L’administration de Boué de Lapeyrère connait aussi des conflits de personnes et des échecs. Le ministre ne vient guère à la Chambre et laisse Chéron répondre aux interpellations. Tous deux s’estiment, mais Chéron, vieux routier de la politique, actif dans la presse et dans l’administration, commence à empiéter sur les compétences du ministre. Au début de novembre 1910, Briand profite d’un remaniement ministériel pour remplacer Chéron par un vieil ami, l’élu nantais Gabriel Guist’hau, qui s’intéresse particulièrement à la marine marchande, annonçant la création d’un sous-secrétaire d’Etat pour celle-ci.

Briand est mis en minorité en février 1911. Il est remplacé par Monis avec Delcassé à la Marine, tandis que Lapeyrère reçoit le commandement de la première escadre de ligne et, jusqu’à sa retraite à l’automne 1915, il ne cessera de commander et de naviguer.
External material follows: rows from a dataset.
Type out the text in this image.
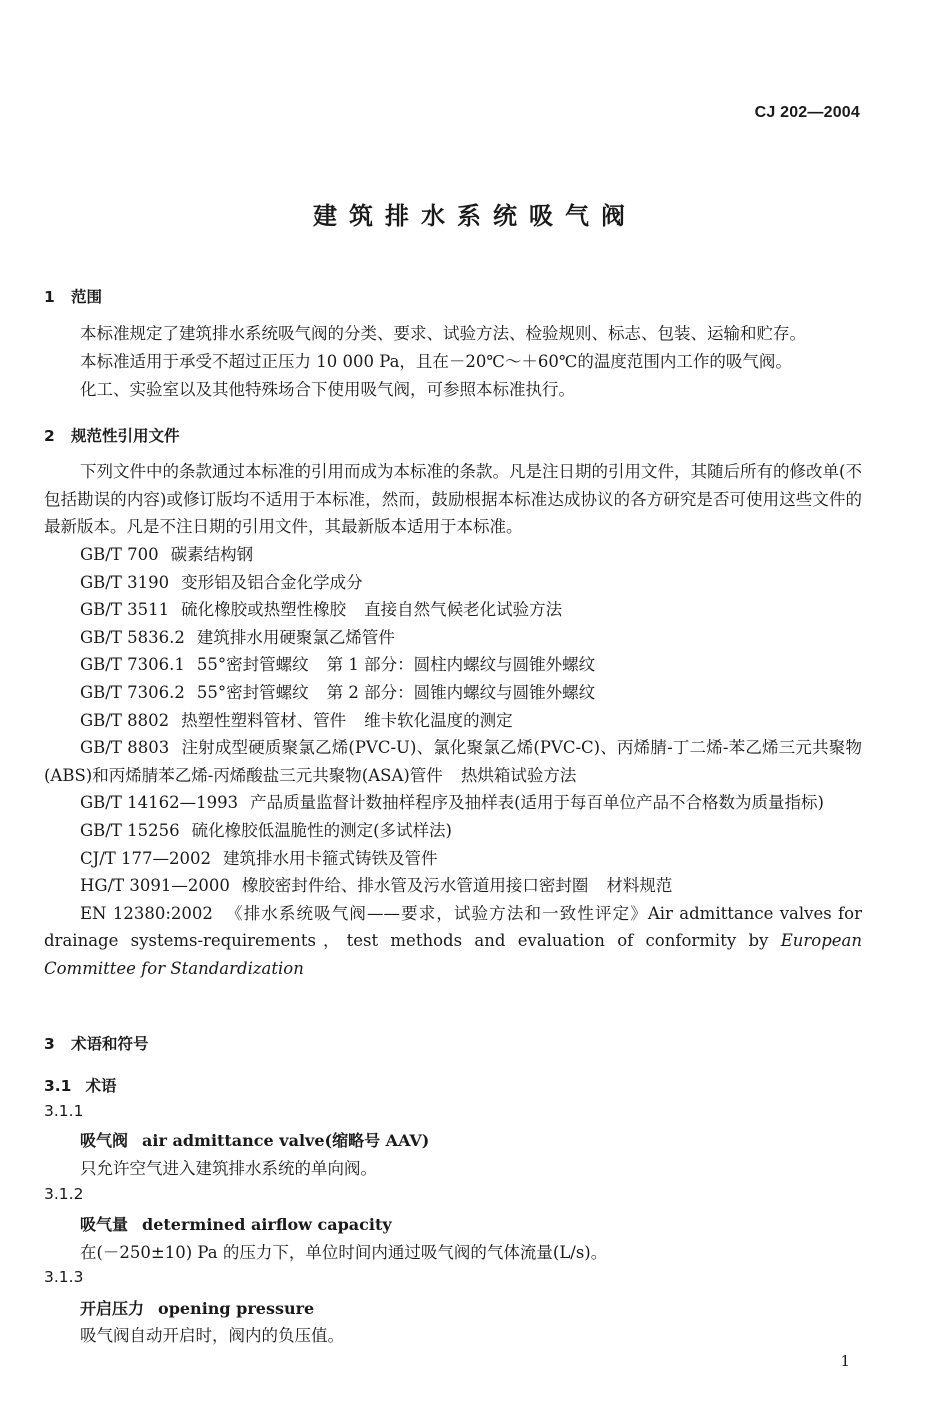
CJ 202—2004
建筑排水系统吸气阀
1 范围
本标准规定了建筑排水系统吸气阀的分类、要求、试验方法、检验规则、标志、包装、运输和贮存。
本标准适用于承受不超过正压力 10 000 Pa，且在－20℃～＋60℃的温度范围内工作的吸气阀。
化工、实验室以及其他特殊场合下使用吸气阀，可参照本标准执行。
2 规范性引用文件
下列文件中的条款通过本标准的引用而成为本标准的条款。凡是注日期的引用文件，其随后所有的修改单(不包括勘误的内容)或修订版均不适用于本标准，然而，鼓励根据本标准达成协议的各方研究是否可使用这些文件的最新版本。凡是不注日期的引用文件，其最新版本适用于本标准。
GB/T 700 碳素结构钢
GB/T 3190 变形铝及铝合金化学成分
GB/T 3511 硫化橡胶或热塑性橡胶 直接自然气候老化试验方法
GB/T 5836.2 建筑排水用硬聚氯乙烯管件
GB/T 7306.1 55°密封管螺纹 第 1 部分：圆柱内螺纹与圆锥外螺纹
GB/T 7306.2 55°密封管螺纹 第 2 部分：圆锥内螺纹与圆锥外螺纹
GB/T 8802 热塑性塑料管材、管件 维卡软化温度的测定
GB/T 8803 注射成型硬质聚氯乙烯(PVC-U)、氯化聚氯乙烯(PVC-C)、丙烯腈-丁二烯-苯乙烯三元共聚物(ABS)和丙烯腈苯乙烯-丙烯酸盐三元共聚物(ASA)管件 热烘箱试验方法
GB/T 14162—1993 产品质量监督计数抽样程序及抽样表(适用于每百单位产品不合格数为质量指标)
GB/T 15256 硫化橡胶低温脆性的测定(多试样法)
CJ/T 177—2002 建筑排水用卡箍式铸铁及管件
HG/T 3091—2000 橡胶密封件给、排水管及污水管道用接口密封圈 材料规范
EN 12380:2002 《排水系统吸气阀——要求，试验方法和一致性评定》Air admittance valves for drainage systems-requirements，test methods and evaluation of conformity by European Committee for Standardization
3 术语和符号
3.1 术语
3.1.1
吸气阀 air admittance valve(缩略号 AAV)
只允许空气进入建筑排水系统的单向阀。
3.1.2
吸气量 determined airflow capacity
在(－250±10) Pa 的压力下，单位时间内通过吸气阀的气体流量(L/s)。
3.1.3
开启压力 opening pressure
吸气阀自动开启时，阀内的负压值。
1
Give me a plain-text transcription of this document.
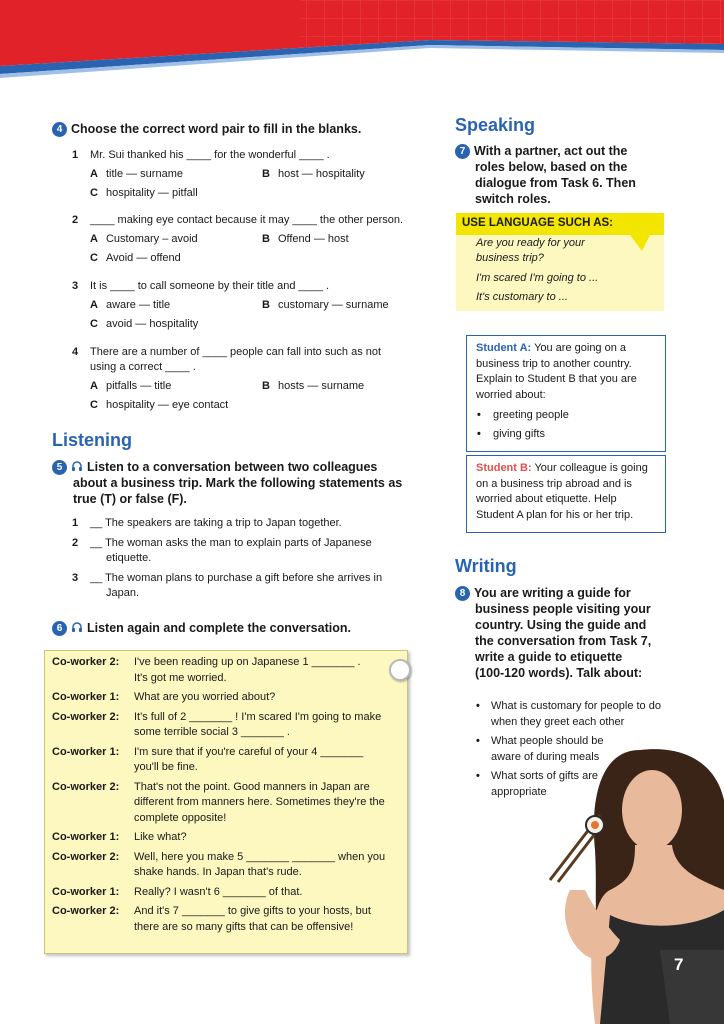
4 Choose the correct word pair to fill in the blanks.
1	Mr. Sui thanked his ____ for the wonderful ____ .
A title — surname	B host — hospitality
C hospitality — pitfall
2	____ making eye contact because it may ____ the other person.
A Customary – avoid	B Offend — host
C Avoid — offend
3	It is ____ to call someone by their title and ____ .
A aware — title	B customary — surname
C avoid — hospitality
4	There are a number of ____ people can fall into such as not
using a correct ____ .
A pitfalls — title	B hosts — surname
C hospitality — eye contact
Listening
5 Listen to a conversation between two colleagues
about a business trip. Mark the following statements as
true (T) or false (F).
1	__ The speakers are taking a trip to Japan together.
2	__ The woman asks the man to explain parts of Japanese
etiquette.
3	__ The woman plans to purchase a gift before she arrives in
Japan.
6 Listen again and complete the conversation.
Co-worker 2:	I've been reading up on Japanese 1 _______ .
It's got me worried.
Co-worker 1:	What are you worried about?
Co-worker 2:	It's full of 2 _______ ! I'm scared I'm going to make
some terrible social 3 _______ .
Co-worker 1:	I'm sure that if you're careful of your 4 _______
you'll be fine.
Co-worker 2:	That's not the point. Good manners in Japan are
different from manners here. Sometimes they're the
complete opposite!
Co-worker 1:	Like what?
Co-worker 2:	Well, here you make 5 _______ _______ when you
shake hands. In Japan that's rude.
Co-worker 1:	Really? I wasn't 6 _______ of that.
Co-worker 2:	And it's 7 _______ to give gifts to your hosts, but
there are so many gifts that can be offensive!
Speaking
7 With a partner, act out the
roles below, based on the
dialogue from Task 6. Then
switch roles.
USE LANGUAGE SUCH AS:
Are you ready for your
business trip?
I'm scared I'm going to ...
It's customary to ...
Student A: You are going on a
business trip to another country.
Explain to Student B that you are
worried about:
• greeting people
• giving gifts
Student B: Your colleague is going
on a business trip abroad and is
worried about etiquette. Help
Student A plan for his or her trip.
Writing
8 You are writing a guide for
business people visiting your
country. Using the guide and
the conversation from Task 7,
write a guide to etiquette
(100-120 words). Talk about:
• What is customary for people to do
when they greet each other
• What people should be
aware of during meals
• What sorts of gifts are
appropriate
7
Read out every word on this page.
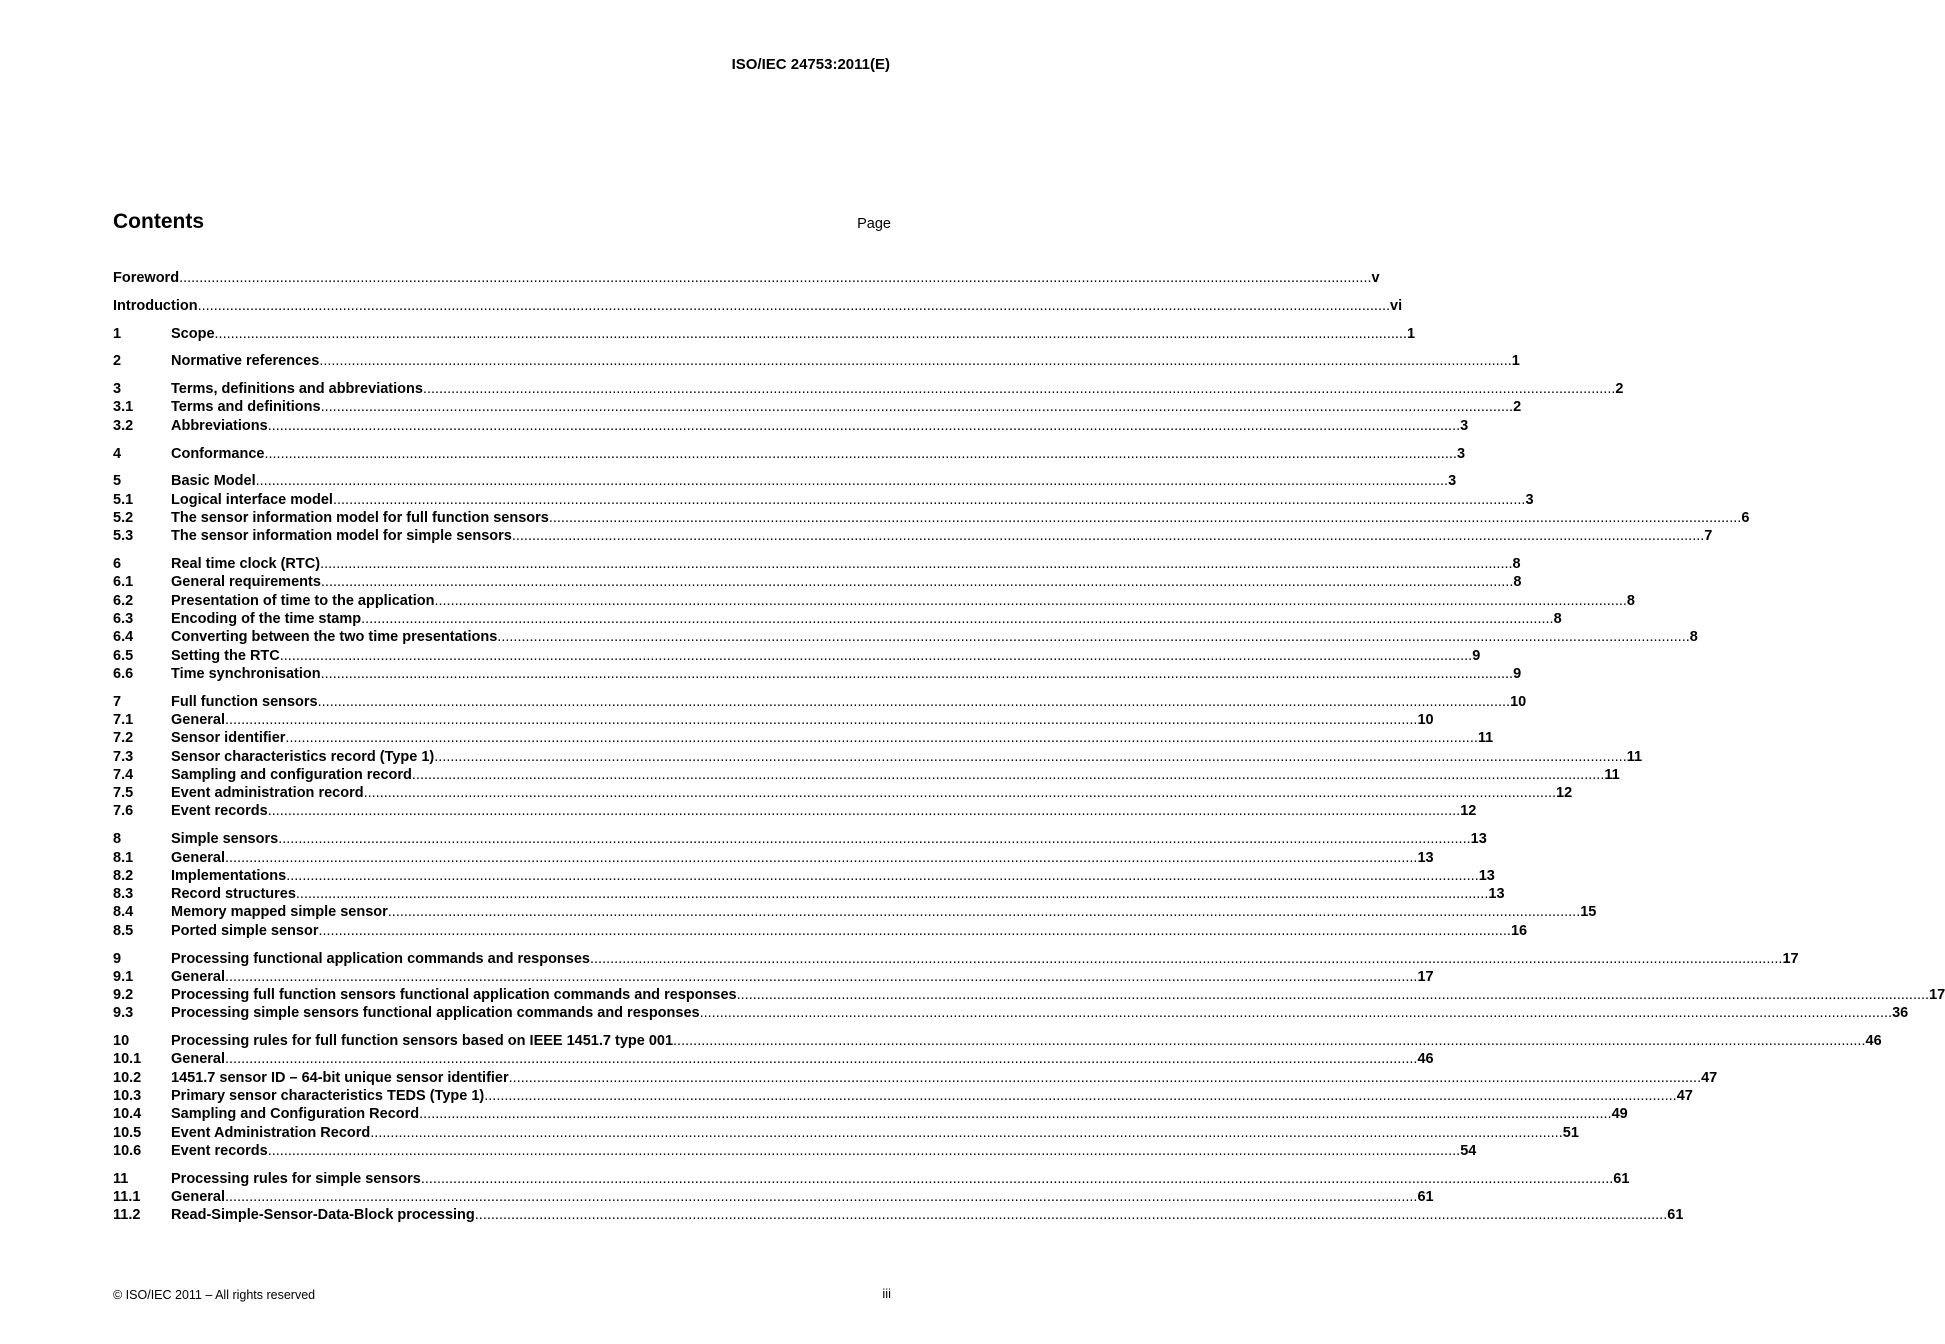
ISO/IEC 24753:2011(E)
Contents	Page
Foreword .....	v
Introduction .....	vi
1	Scope .....	1
2	Normative references .....	1
3	Terms, definitions and abbreviations .....	2
3.1	Terms and definitions .....	2
3.2	Abbreviations .....	3
4	Conformance .....	3
5	Basic Model .....	3
5.1	Logical interface model .....	3
5.2	The sensor information model for full function sensors .....	6
5.3	The sensor information model for simple sensors .....	7
6	Real time clock (RTC) .....	8
6.1	General requirements .....	8
6.2	Presentation of time to the application .....	8
6.3	Encoding of the time stamp .....	8
6.4	Converting between the two time presentations .....	8
6.5	Setting the RTC .....	9
6.6	Time synchronisation .....	9
7	Full function sensors .....	10
7.1	General .....	10
7.2	Sensor identifier .....	11
7.3	Sensor characteristics record (Type 1) .....	11
7.4	Sampling and configuration record .....	11
7.5	Event administration record .....	12
7.6	Event records .....	12
8	Simple sensors .....	13
8.1	General .....	13
8.2	Implementations .....	13
8.3	Record structures .....	13
8.4	Memory mapped simple sensor .....	15
8.5	Ported simple sensor .....	16
9	Processing functional application commands and responses .....	17
9.1	General .....	17
9.2	Processing full function sensors functional application commands and responses .....	17
9.3	Processing simple sensors functional application commands and responses .....	36
10	Processing rules for full function sensors based on IEEE 1451.7 type 001 .....	46
10.1	General .....	46
10.2	1451.7 sensor ID – 64-bit unique sensor identifier .....	47
10.3	Primary sensor characteristics TEDS (Type 1) .....	47
10.4	Sampling and Configuration Record .....	49
10.5	Event Administration Record .....	51
10.6	Event records .....	54
11	Processing rules for simple sensors .....	61
11.1	General .....	61
11.2	Read-Simple-Sensor-Data-Block processing .....	61
© ISO/IEC 2011 – All rights reserved	iii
Discussion. – B. Vieillard-Baron : Gabriel Guist’hau ministre de la Marine en 1920 et 1921 (et membre de l’Académie) remet la grand-croix de la Légion d’honneur à Lapeyrère. Quelles sont par ailleurs les relations de celui-ci avec Georges Leygues ? R. Ils ne se connaissent pas.

B. Galimard-Flavigny : la présence de l’Ordre de Malte en Gascogne est renforcée par l’installation de religieuses de l’Ordre dans la région.